Lorsque je rencontre la personne la première fois, je me pose en tant que soignant 3). L’entretien est couvert par le secret médical. J’aborde les problèmes médicaux 4) de la personne liés à la toxicomanie, les conséquences de son intoxication, mais aussi son histoire et les circonstances qui l’ont amenée là, son milieu, ce qu’elle veut bien en dire, ces rapports qu’elle entretient avec les produits stupéfiants (illicites et licites). C’est une « étape diagnostique ». Je lui propose alors une prise en charge, en général, médicale et psychosociale. Elle a quelques jours pour y réfléchir et donner son accord ; un contrat est alors signé entre le médecin, l’association et la personne, à réception duquel je me porte garante du suivi de la personne auprès du tribunal.
J’informe toujours les professionnels concernés du suivi proposé et c’est parfois l’occasion d’ouvrir une discussion avec des confrères sur les difficultés ou les évènements qu’ils peuvent rencontrer lors de ce travail 5). Je revois la personne tous les trois à quatre mois et à la fin de la période d’injonction. La personne justifie elle-même de son suivi par l’envoi d’attestations ; si je ne reçois pas celles-ci, je relance puis je revois la personne. Si celle-ci ne se présente pas à ce rendez-vous, alors seulement j’informe le tribunal de l’arrêt de la prise en charge. Je m’appuie sur ce cadre administratif clair pour avoir une souplesse dans les prises en charge : toutes les personnes ne sont pas au même moment de leur histoire avec les toxiques.
Mon regard est évidemment différent de ce que peut être celui d’un contrôleur judiciaire : j’ai un avis sur le traitement, je peux discuter des différents aspects du suivi, de la nécessité d’une prise en charge globale. La fin de la période d’injonction thérapeutique n’est pas forcément la fin de l’addiction, mais cette mesure est une étape, un levier qui doit être repris par la personne à son propre compte.

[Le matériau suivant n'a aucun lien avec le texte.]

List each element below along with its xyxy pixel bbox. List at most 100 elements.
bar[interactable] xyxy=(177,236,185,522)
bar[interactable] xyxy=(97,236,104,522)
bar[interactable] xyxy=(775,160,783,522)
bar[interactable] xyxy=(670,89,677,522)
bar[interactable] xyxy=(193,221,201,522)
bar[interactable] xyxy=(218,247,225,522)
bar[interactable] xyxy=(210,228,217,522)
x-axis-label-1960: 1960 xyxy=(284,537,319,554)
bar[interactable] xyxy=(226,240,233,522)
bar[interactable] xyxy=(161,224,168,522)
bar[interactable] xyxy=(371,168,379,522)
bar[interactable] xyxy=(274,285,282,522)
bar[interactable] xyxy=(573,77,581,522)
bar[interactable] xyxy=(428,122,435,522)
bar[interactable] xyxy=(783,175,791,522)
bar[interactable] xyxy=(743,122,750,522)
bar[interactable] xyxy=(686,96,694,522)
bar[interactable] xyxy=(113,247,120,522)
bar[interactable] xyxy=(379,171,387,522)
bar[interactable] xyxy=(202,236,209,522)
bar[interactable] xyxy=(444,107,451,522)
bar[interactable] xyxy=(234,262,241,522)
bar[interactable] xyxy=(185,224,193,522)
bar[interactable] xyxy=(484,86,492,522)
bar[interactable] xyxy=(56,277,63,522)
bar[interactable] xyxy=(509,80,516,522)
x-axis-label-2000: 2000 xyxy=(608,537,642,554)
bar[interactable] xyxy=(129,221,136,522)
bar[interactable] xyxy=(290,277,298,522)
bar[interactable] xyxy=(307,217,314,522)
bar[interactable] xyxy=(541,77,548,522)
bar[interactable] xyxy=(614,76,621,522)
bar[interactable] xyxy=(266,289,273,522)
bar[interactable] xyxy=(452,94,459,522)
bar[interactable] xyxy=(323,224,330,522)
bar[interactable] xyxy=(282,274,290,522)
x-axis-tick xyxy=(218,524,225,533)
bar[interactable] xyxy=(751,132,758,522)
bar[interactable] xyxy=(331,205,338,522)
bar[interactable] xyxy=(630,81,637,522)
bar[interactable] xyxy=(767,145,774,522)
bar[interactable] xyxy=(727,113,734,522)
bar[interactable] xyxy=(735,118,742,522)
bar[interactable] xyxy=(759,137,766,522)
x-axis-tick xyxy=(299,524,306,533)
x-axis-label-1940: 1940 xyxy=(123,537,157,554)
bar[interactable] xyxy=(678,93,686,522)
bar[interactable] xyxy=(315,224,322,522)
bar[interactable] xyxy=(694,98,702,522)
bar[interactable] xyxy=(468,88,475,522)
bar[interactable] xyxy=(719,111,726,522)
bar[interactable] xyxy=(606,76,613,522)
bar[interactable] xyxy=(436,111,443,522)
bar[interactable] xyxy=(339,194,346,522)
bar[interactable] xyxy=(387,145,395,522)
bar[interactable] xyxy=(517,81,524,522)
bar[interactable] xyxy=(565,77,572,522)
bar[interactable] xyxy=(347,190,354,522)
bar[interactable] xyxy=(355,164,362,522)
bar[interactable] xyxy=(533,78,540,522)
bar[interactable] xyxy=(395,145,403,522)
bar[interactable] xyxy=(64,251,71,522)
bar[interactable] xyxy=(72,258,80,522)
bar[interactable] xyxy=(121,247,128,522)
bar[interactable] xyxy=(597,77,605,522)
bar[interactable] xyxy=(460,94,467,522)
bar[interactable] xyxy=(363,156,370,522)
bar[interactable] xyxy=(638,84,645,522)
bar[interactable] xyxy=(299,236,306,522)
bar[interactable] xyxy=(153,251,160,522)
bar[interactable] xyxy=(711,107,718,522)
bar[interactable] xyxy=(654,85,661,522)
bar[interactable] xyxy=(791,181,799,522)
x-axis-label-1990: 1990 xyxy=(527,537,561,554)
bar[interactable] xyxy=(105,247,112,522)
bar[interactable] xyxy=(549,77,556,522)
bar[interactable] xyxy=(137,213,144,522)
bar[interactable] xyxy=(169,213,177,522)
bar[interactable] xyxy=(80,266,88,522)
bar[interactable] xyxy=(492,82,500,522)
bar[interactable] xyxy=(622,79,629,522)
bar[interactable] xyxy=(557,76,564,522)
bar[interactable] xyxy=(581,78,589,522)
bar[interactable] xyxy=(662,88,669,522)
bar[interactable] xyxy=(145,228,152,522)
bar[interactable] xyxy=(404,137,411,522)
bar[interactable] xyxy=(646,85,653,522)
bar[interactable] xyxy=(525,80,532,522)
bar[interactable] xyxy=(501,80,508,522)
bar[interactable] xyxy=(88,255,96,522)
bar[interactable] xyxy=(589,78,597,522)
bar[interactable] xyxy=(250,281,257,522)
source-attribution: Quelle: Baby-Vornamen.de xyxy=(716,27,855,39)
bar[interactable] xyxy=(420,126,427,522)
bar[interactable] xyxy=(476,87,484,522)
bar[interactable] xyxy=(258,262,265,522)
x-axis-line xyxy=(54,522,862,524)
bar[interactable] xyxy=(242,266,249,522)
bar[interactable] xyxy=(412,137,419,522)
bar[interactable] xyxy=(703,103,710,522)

1) Loi du 31 décembre 1970
2) Deux autres mesures alternatives existent pour des consommations plus occasionnelles : le rappel à la loi (la personne est passible de 3 750 € d’amende et/ou d’un an d’emprisonnement) ou avertissement et le classement sous condition où la personne s’engage à rencontrer une fois un professionnel dans une association.
3) Pour plus d’un tiers des personnes héroïnomanes, il s’agit d’une première rencontre dans le champ médical.
4) Les pathologies somatiques et psychiatriques éventuelles, je l’incite aussi à faire vérifier sont statut sérologique pour le sida et les hépatites.
5) Il m’arrive aussi de participer à des réunions d’intervisions avec les différents professionnels.